Once, the sisters had climbed the trees—Martine laughing above them—and their eyes shone in the dark as the world peeled open; all that was beautiful and terrible lay shimmering beyond.
But Martine had left them, and then Vera had tried to steal what didn’t belong to her. Vera who had always fancied herself the favorite, who had always wanted more than what she had. Maybe she thought it would bring Martine back. That he would come to reclaim what all of that dark had given them.
When the sisters saw the vast thing that moved among the trees, they did not scream. Martine had taught them better than that.
The boy closed his eyes. No one had to tell him not to look.
“Mother,” he whispered when he heard the creature slip her bones from her skin.

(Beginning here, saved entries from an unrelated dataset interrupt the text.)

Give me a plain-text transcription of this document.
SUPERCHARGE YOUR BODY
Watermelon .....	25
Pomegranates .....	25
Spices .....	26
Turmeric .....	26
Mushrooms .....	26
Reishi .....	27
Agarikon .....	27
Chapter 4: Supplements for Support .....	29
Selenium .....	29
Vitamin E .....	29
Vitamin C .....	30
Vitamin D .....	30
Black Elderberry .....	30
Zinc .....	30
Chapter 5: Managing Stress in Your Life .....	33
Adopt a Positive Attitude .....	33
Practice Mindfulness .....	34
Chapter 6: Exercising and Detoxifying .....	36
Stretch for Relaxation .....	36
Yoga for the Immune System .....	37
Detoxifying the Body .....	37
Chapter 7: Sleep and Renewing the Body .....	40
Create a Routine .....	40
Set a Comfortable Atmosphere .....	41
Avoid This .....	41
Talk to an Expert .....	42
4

The sisters made no sounds as the thing opened them up. Martine had known. He had known that he had to move on, move past this place with the deep roots of ash trees. Knew that he had looked too long, looked to deep. He had warned the sisters of the things that moved beyond the thin veil of this world and another. Told them not to follow when he left. Told them to care for the boy. To love him.
Three sisters went into the woods. They had not known to run. They had not known to look away.
Now, curled against the feet of those ash trees, they looked again. Two sisters, and the boy they’d come to love.
Together, they drank down their tears.
Together, they stilled their tongues.